Normally I give a novel at least a few pages before deciding it’s not for me. Two of these I read about half but the other fell off my lap after about 20 pages. All three of these books had great reviews on Amazon and Barnes and Noble but they just did not work for me.
Pies and Prejudice (A Charmed Pie Shoppe Mystery) felt like a rerun. Heroine Ella Mae runs from her cheating husband back home to a small Georgia town and starts a pie shoppe. Of course her arch enemy from kindergarten on through high school shows up, her former crush shows up and she is suspected in a murder. With me so far?
Ella Mae makes pies to fit her mood and the person and bakes a bit of enchantment into each one. It’s a little like Garden Spells but without the charming eccentric characters and real-feeling fantasy element.
Despite Pies and Prejudice having 4 1/3 stars on Amazon I simply could not finish. Characters, setting, plot, dialogue were flat, uninteresting.
I got further with Mark of the Mage (The Scribes of Medeisia), over half way through. I was not particularly enjoying the story but it wasn’t so bad that it made me get up off the couch to read something else. At least not until my tea mug ran out and I needed a refill!
Mark of the Mage (The Scribes of Medeisia) isn’t a bad book, it just didn’t have enough oomph to keep me reading. This one also has 5 stars on Amazon so my blah feeling might have been me not the novel.

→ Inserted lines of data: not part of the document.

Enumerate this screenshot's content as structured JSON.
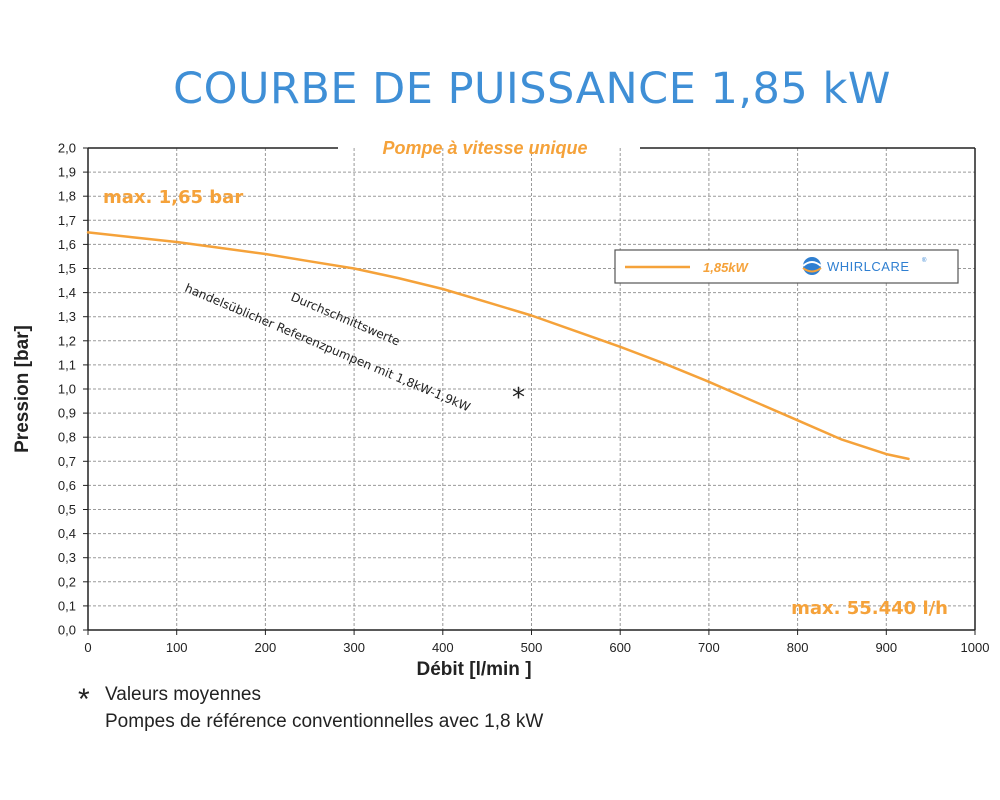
{
  "title": "COURBE DE PUISSANCE 1,85 kW",
  "colors": {
    "title": "#3f8fd6",
    "curve": "#f5a23a",
    "accent_text": "#f5a23a",
    "grid": "#9a9a9a",
    "frame": "#222222"
  },
  "chart_data": {
    "type": "line",
    "subtitle": "Pompe à vitesse unique",
    "xlabel": "Débit [l/min ]",
    "ylabel": "Pression [bar]",
    "xlim": [
      0,
      1000
    ],
    "ylim": [
      0,
      2.0
    ],
    "x_ticks": [
      "0",
      "100",
      "200",
      "300",
      "400",
      "500",
      "600",
      "700",
      "800",
      "900",
      "1000"
    ],
    "y_ticks": [
      "0,0",
      "0,1",
      "0,2",
      "0,3",
      "0,4",
      "0,5",
      "0,6",
      "0,7",
      "0,8",
      "0,9",
      "1,0",
      "1,1",
      "1,2",
      "1,3",
      "1,4",
      "1,5",
      "1,6",
      "1,7",
      "1,8",
      "1,9",
      "2,0"
    ],
    "grid": true,
    "series": [
      {
        "name": "1,85kW",
        "color": "#f5a23a",
        "x": [
          0,
          50,
          100,
          150,
          200,
          250,
          300,
          350,
          400,
          450,
          500,
          550,
          600,
          650,
          700,
          750,
          800,
          850,
          900,
          925
        ],
        "y": [
          1.65,
          1.63,
          1.61,
          1.585,
          1.56,
          1.53,
          1.5,
          1.46,
          1.415,
          1.36,
          1.305,
          1.24,
          1.175,
          1.105,
          1.03,
          0.95,
          0.87,
          0.79,
          0.73,
          0.71
        ]
      }
    ],
    "legend": {
      "position": "right",
      "label": "1,85kW",
      "brand": "WHIRLCARE"
    },
    "annotations": {
      "max_pressure": "max. 1,65 bar",
      "max_flow": "max. 55.440 l/h",
      "reference_line1": "Durchschnittswerte",
      "reference_line2": "handelsüblicher Referenzpumpen mit 1,8kW-1,9kW",
      "reference_marker": "*"
    }
  },
  "footnote": {
    "marker": "*",
    "line1": "Valeurs moyennes",
    "line2": "Pompes de référence conventionnelles avec 1,8 kW"
  }
}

The second murder mystery, Leave No Stone Unturned (A Lexie Starr Mystery, Book 1), was the best of the lot, good enough that I could have finished had there not been something else to read. The story is a cute combination of suspense and romance, with late 40s widowed Lexie Starr concerned about her daughter’s new husband, Clay. Lexie doesn’t like the guy but is determined to put a happy face until she stumbles across a newspaper article that he is the prime suspect in his first wife’s murder. Lexie’s daughter doesn’t even know Clay had been married before.
Lexie makes up a story for her daughter about meeting up with a jeweler she met online and takes off for Schenectady to research the murder. This is where Leave No Stone Unturned lost me. Lexie tells the police detective she’s writing a novel about the case and that she could help. Really. No police detective who ever saw a single episode of Murder She Wrote or any of its imitators is going to be too excited about that and a clever woman like Lexie could surely come up with a better reason to talk to him.
The romance is sweet without being maudlin and is the best part of the story. It just was’t good enough to keep me reading the rest. Leave No Stone Unturned has 4 1/3 stars on Amazon too, so once again my opinion is the minority. I’d give it 3 stars.